Clinical and Business Intelligence is beginning to take shape in health care. Imagine, the largest sector of our American economy has not been using data to inform the business case until just recently.
Maybe more interesting is the use of our personally identified health information for clinical and business intelligence. Face-value there is a lot of good in this path. However, under the surface health care organizations, large insurance payers and government programs are benefiting from the use of your PHI.
Take any chronic condition. You may not be ill today, but with predictive models we can forecast with good accuracy which diseases, conditions and health problems you are at risk of contracting over the length of your life based on factors like familial predisposition, pre-existing conditions, genetics, lab tests, histrionics and social determinants of health. So identifying those individuals at higher risk of utilizing more health care resources and predicting their outcomes is 'a thing'. In fact today's risk models do a pretty good job of identifying, stratifying and capturing individuals with high health risks.

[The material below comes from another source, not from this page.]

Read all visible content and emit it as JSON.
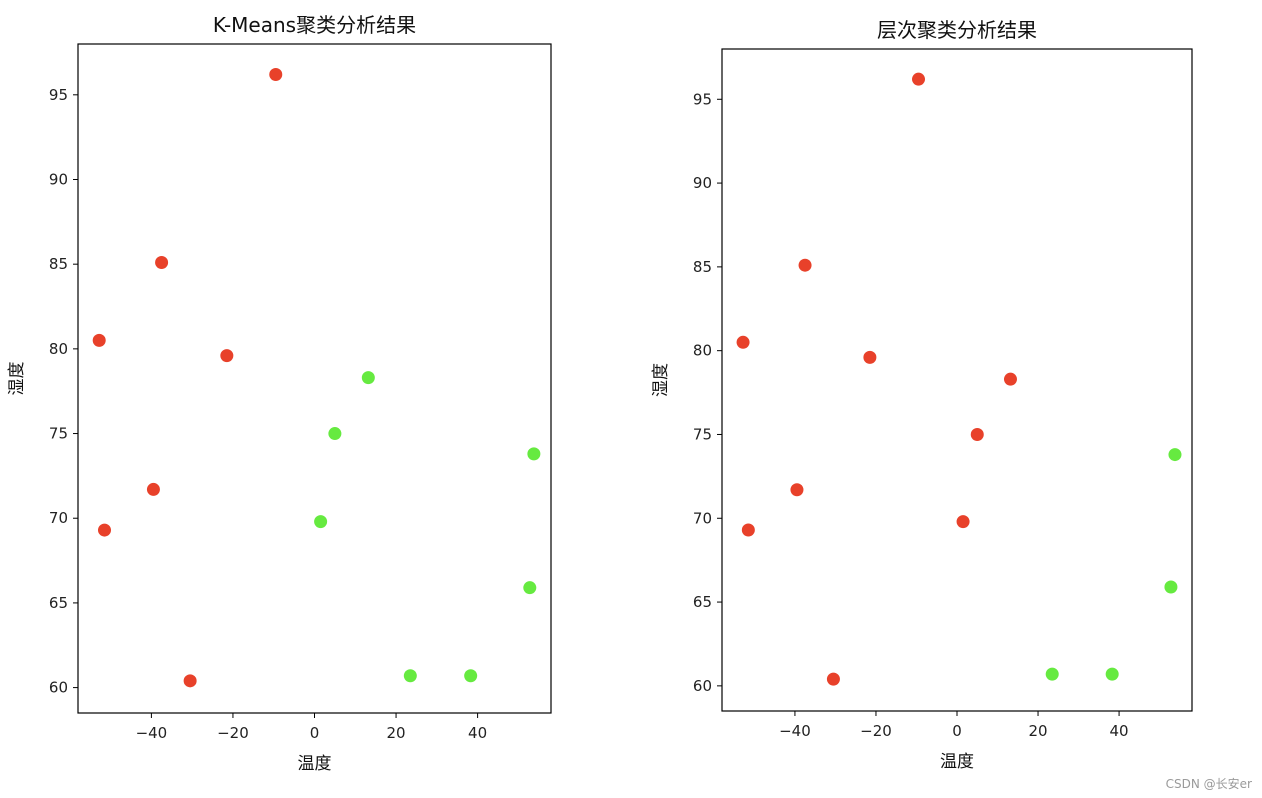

Why is this important? New measurement models developed by the federal government are doing the same thing - but under the title of 'quality improvement' and 'population health'. Other buzz words are 'improved care' or 'optimized health' or 'realized value' and in some cases 'health outcomes'.
Measurement ensures that the national health care system transforms into a mechanism that predicts with some accuracy health outcomes that prove to be valuable to the larger public good. To get there, PHI must be used to create large data sets that support practice and research.
So what's in it for the consumer?
Is it too late for individuals to take back what is ours? Or is the health care industry too powerful to let us own our health data?
Today, data collected for health care purposes resides in data bases that are owned by health care organizations. As an individual, HIPAA gives you the right to a 'Copy' of you record, but the data set lives in the electronic health record database.